5 Oh! gently on thy suppliant's head,
Dread Goddess! lay thy chastening hand,
Not in thy Gorgon terrors clad,
Nor circled with the vengeful band:
(As by the impious thou art seen),
With thundering voice and threatening mien,
With screaming Horror's funeral cry,
Despair, and fell Disease, and ghastly Poverty.

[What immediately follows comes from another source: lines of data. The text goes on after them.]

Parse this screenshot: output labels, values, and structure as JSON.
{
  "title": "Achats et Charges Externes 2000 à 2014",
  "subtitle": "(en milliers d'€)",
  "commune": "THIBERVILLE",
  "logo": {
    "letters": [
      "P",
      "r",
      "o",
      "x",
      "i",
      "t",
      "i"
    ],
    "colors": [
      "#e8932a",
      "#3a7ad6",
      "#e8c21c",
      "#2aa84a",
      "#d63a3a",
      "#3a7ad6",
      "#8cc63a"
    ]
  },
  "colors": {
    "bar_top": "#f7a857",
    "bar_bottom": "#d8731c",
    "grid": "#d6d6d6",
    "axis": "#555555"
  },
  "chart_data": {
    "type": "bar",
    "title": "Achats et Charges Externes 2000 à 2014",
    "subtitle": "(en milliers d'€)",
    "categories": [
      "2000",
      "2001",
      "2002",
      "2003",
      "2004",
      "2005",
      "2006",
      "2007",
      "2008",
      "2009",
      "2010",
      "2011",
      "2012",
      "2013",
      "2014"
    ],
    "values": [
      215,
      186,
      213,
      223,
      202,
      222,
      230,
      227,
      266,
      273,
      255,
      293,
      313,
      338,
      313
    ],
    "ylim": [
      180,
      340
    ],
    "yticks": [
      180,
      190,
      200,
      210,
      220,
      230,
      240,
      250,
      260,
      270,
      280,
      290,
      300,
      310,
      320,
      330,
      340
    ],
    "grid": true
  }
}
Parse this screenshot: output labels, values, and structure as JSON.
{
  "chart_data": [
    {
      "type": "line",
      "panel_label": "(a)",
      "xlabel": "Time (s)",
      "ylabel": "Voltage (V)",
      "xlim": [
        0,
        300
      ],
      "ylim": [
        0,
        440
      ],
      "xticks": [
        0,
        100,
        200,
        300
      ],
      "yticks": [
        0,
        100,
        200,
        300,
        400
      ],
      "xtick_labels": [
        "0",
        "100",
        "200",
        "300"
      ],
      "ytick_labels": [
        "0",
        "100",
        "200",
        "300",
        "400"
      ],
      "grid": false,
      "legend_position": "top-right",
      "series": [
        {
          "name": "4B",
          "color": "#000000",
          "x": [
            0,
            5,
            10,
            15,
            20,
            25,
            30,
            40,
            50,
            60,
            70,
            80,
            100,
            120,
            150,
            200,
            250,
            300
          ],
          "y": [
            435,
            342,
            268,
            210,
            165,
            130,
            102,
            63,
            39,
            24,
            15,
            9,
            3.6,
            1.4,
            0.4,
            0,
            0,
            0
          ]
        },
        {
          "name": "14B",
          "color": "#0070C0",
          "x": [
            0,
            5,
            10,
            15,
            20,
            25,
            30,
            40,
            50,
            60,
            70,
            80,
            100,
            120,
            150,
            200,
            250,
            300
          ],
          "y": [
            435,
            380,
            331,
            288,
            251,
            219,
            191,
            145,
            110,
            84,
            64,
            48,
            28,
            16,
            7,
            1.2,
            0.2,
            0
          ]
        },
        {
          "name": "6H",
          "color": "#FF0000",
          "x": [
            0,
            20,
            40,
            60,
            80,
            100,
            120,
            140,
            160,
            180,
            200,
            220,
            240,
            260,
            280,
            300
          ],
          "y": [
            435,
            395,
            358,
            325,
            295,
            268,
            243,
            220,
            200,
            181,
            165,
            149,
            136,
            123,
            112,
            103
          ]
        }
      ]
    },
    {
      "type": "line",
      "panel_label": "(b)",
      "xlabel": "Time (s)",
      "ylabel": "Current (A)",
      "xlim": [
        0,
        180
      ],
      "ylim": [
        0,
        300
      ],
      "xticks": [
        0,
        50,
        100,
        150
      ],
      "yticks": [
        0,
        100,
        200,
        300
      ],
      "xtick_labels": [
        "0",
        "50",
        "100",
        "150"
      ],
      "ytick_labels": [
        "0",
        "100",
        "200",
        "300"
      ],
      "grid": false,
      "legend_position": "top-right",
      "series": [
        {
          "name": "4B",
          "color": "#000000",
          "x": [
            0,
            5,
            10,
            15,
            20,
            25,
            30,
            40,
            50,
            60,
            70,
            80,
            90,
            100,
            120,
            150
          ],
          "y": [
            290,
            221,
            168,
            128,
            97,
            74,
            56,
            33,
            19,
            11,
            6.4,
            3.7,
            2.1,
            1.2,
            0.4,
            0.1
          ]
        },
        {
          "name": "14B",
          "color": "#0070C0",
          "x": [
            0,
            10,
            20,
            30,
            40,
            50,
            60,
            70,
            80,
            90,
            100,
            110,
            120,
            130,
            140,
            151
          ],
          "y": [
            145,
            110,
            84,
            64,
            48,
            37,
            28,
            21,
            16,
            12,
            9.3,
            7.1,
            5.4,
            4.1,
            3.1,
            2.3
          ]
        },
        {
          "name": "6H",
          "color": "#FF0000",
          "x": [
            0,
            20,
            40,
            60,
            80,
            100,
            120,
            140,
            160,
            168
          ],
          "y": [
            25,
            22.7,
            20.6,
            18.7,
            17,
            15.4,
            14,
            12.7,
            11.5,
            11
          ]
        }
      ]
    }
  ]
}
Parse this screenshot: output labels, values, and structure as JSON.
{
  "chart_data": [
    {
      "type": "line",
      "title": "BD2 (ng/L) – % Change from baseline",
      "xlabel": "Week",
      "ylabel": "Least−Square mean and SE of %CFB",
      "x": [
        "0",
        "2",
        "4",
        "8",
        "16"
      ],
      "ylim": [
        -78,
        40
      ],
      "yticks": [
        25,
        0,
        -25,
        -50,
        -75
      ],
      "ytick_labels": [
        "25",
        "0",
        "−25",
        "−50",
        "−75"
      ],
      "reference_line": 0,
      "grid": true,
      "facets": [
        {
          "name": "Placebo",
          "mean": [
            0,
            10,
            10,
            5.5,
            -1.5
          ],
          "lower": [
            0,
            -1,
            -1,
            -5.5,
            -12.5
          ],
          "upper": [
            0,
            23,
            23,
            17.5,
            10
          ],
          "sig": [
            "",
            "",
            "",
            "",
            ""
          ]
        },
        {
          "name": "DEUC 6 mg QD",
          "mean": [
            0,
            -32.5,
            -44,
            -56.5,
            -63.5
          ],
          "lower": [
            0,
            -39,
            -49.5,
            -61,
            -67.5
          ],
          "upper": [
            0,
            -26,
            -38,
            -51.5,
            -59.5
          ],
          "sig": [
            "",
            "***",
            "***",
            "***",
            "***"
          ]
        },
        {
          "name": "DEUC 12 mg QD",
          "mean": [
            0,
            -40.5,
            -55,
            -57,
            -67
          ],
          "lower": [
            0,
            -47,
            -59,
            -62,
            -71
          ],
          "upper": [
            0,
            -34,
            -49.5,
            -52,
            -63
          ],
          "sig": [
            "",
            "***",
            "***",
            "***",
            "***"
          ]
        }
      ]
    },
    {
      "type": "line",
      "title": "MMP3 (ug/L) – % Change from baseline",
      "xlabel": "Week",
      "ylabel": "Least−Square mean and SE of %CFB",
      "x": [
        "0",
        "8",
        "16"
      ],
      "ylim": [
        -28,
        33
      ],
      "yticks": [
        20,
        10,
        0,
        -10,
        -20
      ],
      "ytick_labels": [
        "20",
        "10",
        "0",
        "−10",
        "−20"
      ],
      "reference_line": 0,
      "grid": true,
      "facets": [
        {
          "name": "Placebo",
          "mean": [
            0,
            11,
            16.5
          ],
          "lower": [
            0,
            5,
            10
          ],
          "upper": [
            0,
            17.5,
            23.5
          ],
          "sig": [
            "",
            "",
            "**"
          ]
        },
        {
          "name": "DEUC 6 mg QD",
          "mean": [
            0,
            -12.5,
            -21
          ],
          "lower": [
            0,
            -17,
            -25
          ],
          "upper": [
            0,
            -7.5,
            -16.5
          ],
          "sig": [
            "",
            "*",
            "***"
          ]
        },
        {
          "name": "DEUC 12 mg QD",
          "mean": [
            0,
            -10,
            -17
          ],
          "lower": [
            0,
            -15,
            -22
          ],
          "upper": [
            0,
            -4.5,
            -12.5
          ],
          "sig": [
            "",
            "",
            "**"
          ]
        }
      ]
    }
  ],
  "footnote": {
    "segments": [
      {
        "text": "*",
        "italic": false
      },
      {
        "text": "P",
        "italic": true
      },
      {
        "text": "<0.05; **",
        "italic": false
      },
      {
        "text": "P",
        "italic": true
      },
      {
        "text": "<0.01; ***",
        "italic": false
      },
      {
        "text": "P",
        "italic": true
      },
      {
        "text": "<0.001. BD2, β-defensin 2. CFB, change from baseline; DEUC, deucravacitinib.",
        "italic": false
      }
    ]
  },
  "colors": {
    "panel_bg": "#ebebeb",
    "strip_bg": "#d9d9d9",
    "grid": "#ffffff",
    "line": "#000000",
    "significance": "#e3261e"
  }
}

6 Thy form benign, O Goddess! wear,
Thy milder influence impart,
Thy philosophic train be there,
To soften, not to wound, my heart:
The generous spark extinct revive;
Teach me to love and to forgive;
Exact my own defects to scan;
What others are to feel, and know myself a Man.

* * * * *

V.—THE PROGRESS OF POESY.

PINDARIC.

ADVERTISEMENT.—When the author first published this and the following ode, he was advised, even by his friends, to subjoin some few explanatory notes, but had too much respect for the understanding of his readers to take that liberty.

[Greek:

Phonanta sunetoisin es
De to pan hermaeneon
Chatizei.—
PINDAR, Olymp. ii.]

I.—1.

Awake, Aeolian lyre! awake,
And give to rapture all thy trembling strings;
From Helicon's harmonious springs
A thousand rills their mazy progress take;
The laughing flowers, that round them blow,
Drink life and fragrance as they flow.
Now the rich stream of music winds along,
Deep, majestic, smooth, and strong,
Through verdant vales and Ceres' golden reign;
Now rolling down the steep amain,
Headlong, impetuous, see it pour;
The rocks and nodding groves rebellow to the roar.